2. Constrictive pericarditis: Chronic inflammatory lesions in the parietal and visceral layers of the pericardium, causing pericardial thickening, adhesions, and even calcification, which limits the diastolic filling of the heart, thereby reducing cardiac function. A disease that causes systemic blood circulation disorders. It is the ultimate result of a variety of pericarditis.
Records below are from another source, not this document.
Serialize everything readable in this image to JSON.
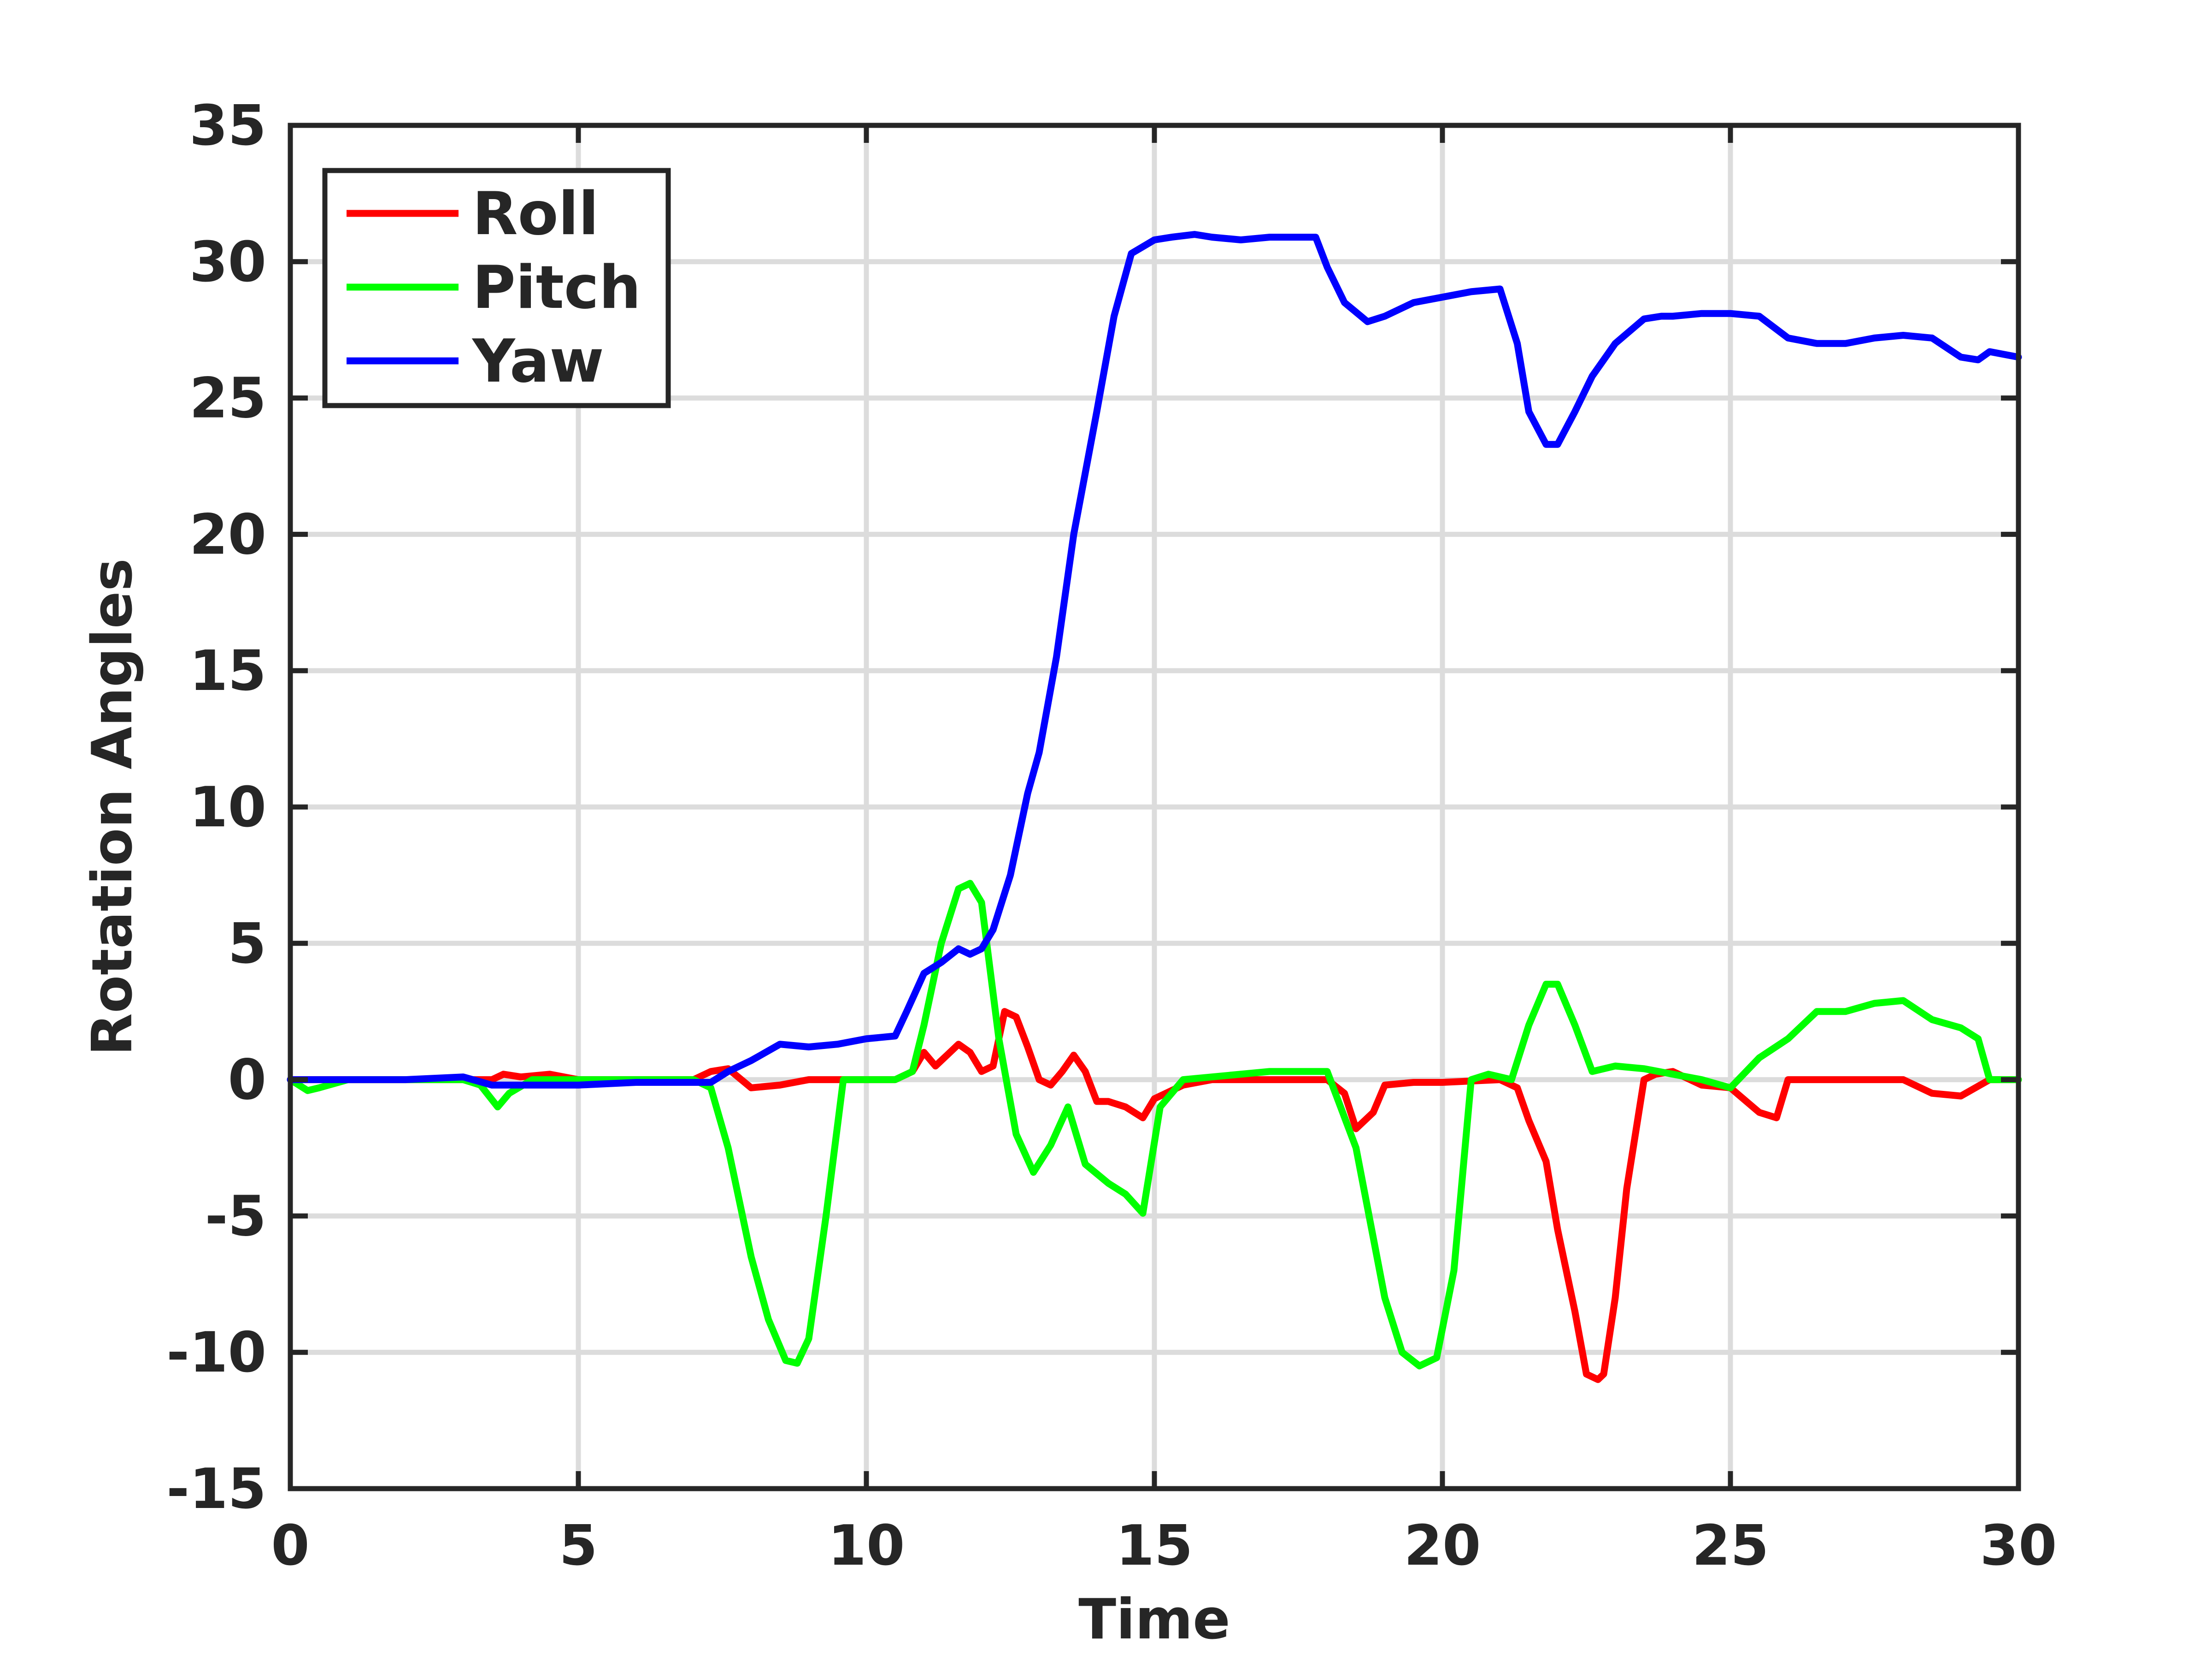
{
  "chart_data": {
    "type": "line",
    "xlabel": "Time",
    "ylabel": "Rotation Angles",
    "xlim": [
      0,
      30
    ],
    "ylim": [
      -15,
      35
    ],
    "xticks": [
      0,
      5,
      10,
      15,
      20,
      25,
      30
    ],
    "yticks": [
      -15,
      -10,
      -5,
      0,
      5,
      10,
      15,
      20,
      25,
      30,
      35
    ],
    "grid": true,
    "legend_position": "top-left",
    "series": [
      {
        "name": "Roll",
        "color": "#ff0000",
        "x": [
          0,
          1,
          2,
          3,
          3.5,
          3.7,
          4,
          4.5,
          5,
          6,
          7,
          7.3,
          7.6,
          8,
          8.5,
          9,
          9.5,
          10,
          10.5,
          10.8,
          11,
          11.2,
          11.4,
          11.6,
          11.8,
          12,
          12.2,
          12.4,
          12.6,
          12.8,
          13,
          13.2,
          13.4,
          13.6,
          13.8,
          14,
          14.2,
          14.5,
          14.8,
          15,
          15.5,
          16,
          17,
          18,
          18.3,
          18.5,
          18.8,
          19,
          19.5,
          20,
          21,
          21.3,
          21.5,
          21.8,
          22,
          22.3,
          22.5,
          22.7,
          22.8,
          23,
          23.2,
          23.5,
          23.7,
          24,
          24.5,
          25,
          25.5,
          25.8,
          26,
          26.5,
          27,
          28,
          28.5,
          29,
          29.5,
          30
        ],
        "y": [
          0,
          0,
          0,
          0,
          0,
          0.2,
          0.1,
          0.2,
          0,
          0,
          0,
          0.3,
          0.4,
          -0.3,
          -0.2,
          0,
          0,
          0,
          0,
          0.3,
          1,
          0.5,
          0.9,
          1.3,
          1,
          0.3,
          0.5,
          2.5,
          2.3,
          1.2,
          0,
          -0.2,
          0.3,
          0.9,
          0.3,
          -0.8,
          -0.8,
          -1,
          -1.4,
          -0.7,
          -0.2,
          0,
          0,
          0,
          -0.5,
          -1.8,
          -1.2,
          -0.2,
          -0.1,
          -0.1,
          0,
          -0.3,
          -1.5,
          -3,
          -5.5,
          -8.5,
          -10.8,
          -11,
          -10.8,
          -8,
          -4,
          0,
          0.2,
          0.3,
          -0.2,
          -0.3,
          -1.2,
          -1.4,
          0,
          0,
          0,
          0,
          -0.5,
          -0.6,
          0,
          0
        ]
      },
      {
        "name": "Pitch",
        "color": "#00ff00",
        "x": [
          0,
          0.3,
          0.5,
          1,
          2,
          3,
          3.3,
          3.6,
          3.8,
          4.2,
          5,
          6,
          7,
          7.3,
          7.6,
          8,
          8.3,
          8.6,
          8.8,
          9,
          9.3,
          9.6,
          10,
          10.5,
          10.8,
          11,
          11.3,
          11.6,
          11.8,
          12,
          12.3,
          12.6,
          12.9,
          13.2,
          13.5,
          13.8,
          14.2,
          14.5,
          14.8,
          15.1,
          15.5,
          16,
          17,
          18,
          18.5,
          19,
          19.3,
          19.6,
          19.9,
          20.2,
          20.5,
          20.8,
          21.2,
          21.5,
          21.8,
          22,
          22.3,
          22.6,
          23,
          23.5,
          24,
          24.5,
          25,
          25.5,
          26,
          26.5,
          27,
          27.5,
          28,
          28.5,
          29,
          29.3,
          29.5,
          30
        ],
        "y": [
          0,
          -0.4,
          -0.3,
          0,
          0,
          0,
          -0.2,
          -1,
          -0.5,
          0,
          0,
          0,
          0,
          -0.3,
          -2.5,
          -6.5,
          -8.8,
          -10.3,
          -10.4,
          -9.5,
          -5,
          0,
          0,
          0,
          0.3,
          2,
          5,
          7,
          7.2,
          6.5,
          1.5,
          -2,
          -3.4,
          -2.4,
          -1,
          -3.1,
          -3.8,
          -4.2,
          -4.9,
          -1,
          0,
          0.1,
          0.3,
          0.3,
          -2.5,
          -8,
          -10,
          -10.5,
          -10.2,
          -7,
          0,
          0.2,
          0,
          2,
          3.5,
          3.5,
          2,
          0.3,
          0.5,
          0.4,
          0.2,
          0,
          -0.3,
          0.8,
          1.5,
          2.5,
          2.5,
          2.8,
          2.9,
          2.2,
          1.9,
          1.5,
          0,
          0
        ]
      },
      {
        "name": "Yaw",
        "color": "#0000ff",
        "x": [
          0,
          1,
          2,
          3,
          3.5,
          3.8,
          5,
          6,
          7,
          7.3,
          7.6,
          8,
          8.5,
          9,
          9.5,
          10,
          10.5,
          10.7,
          11,
          11.3,
          11.6,
          11.8,
          12,
          12.2,
          12.5,
          12.8,
          13,
          13.3,
          13.6,
          14,
          14.3,
          14.6,
          15,
          15.3,
          15.7,
          16,
          16.5,
          17,
          17.8,
          18,
          18.3,
          18.7,
          19,
          19.5,
          20,
          20.5,
          21,
          21.3,
          21.5,
          21.8,
          22,
          22.3,
          22.6,
          23,
          23.5,
          23.8,
          24,
          24.5,
          25,
          25.5,
          26,
          26.5,
          27,
          27.5,
          28,
          28.5,
          29,
          29.3,
          29.5,
          30
        ],
        "y": [
          0,
          0,
          0,
          0.1,
          -0.2,
          -0.2,
          -0.2,
          -0.1,
          -0.1,
          -0.1,
          0.3,
          0.7,
          1.3,
          1.2,
          1.3,
          1.5,
          1.6,
          2.5,
          3.9,
          4.3,
          4.8,
          4.6,
          4.8,
          5.5,
          7.5,
          10.5,
          12,
          15.5,
          20,
          24.5,
          28,
          30.3,
          30.8,
          30.9,
          31,
          30.9,
          30.8,
          30.9,
          30.9,
          29.8,
          28.5,
          27.8,
          28,
          28.5,
          28.7,
          28.9,
          29,
          27,
          24.5,
          23.3,
          23.3,
          24.5,
          25.8,
          27,
          27.9,
          28,
          28,
          28.1,
          28.1,
          28,
          27.2,
          27,
          27,
          27.2,
          27.3,
          27.2,
          26.5,
          26.4,
          26.7,
          26.5
        ]
      }
    ]
  }
}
3. Edema: It is the most common symptom in the clinic and one of the common symptoms of kidney disease. Edema can be caused by many causes, and different edema has different characteristics. Edema caused by heart disease is called cardiogenic edema or cardiac edema; edema caused by liver disease is called hepatic edema or hepatic edema; similarly, edema caused by kidney disease is called nephrogenic edema. Nephrogenic edema is a kind of systemic edema. It is a common symptom of glomerular disease. It is caused by kidney disease, which causes water and sodium retention in the body, causing edema in different degrees of tissue loosening.
4. Portal cirrhosis: the most common type of cirrhosis. Chronic alcoholism, nutritional adjustment, intestinal infection, drug or industrial poisoning and chronic heart failure, but this disease is more common in Europe and America due to long-term alcohol abuse (alcoholic cirrhosis), in China and Japan, the virus Sexual hepatitis may be the main cause (hepatic cirrhosis after hepatitis).
5. Vena cava obstruction syndrome: All causes cause complete or incomplete upper vena cava obstruction, resulting in blocked blood flow, resulting in upper limbs, neck, facial edema and superficial varicose veins of the upper body. The mediastinal tumor, inflammation, and blood vessel thrombosis can be the cause of the disease. Among them, bronchial lung cancer is the most common. The thrombosis of the inferior vena cava, inflammation or visceral tumor compression can cause the inferior vena cava obstruction syndrome. Causes changes in organ function or varicose veins in the abdominal wall and below the umbilicus, and may have edema, ulcers, etc. in the lower extremities.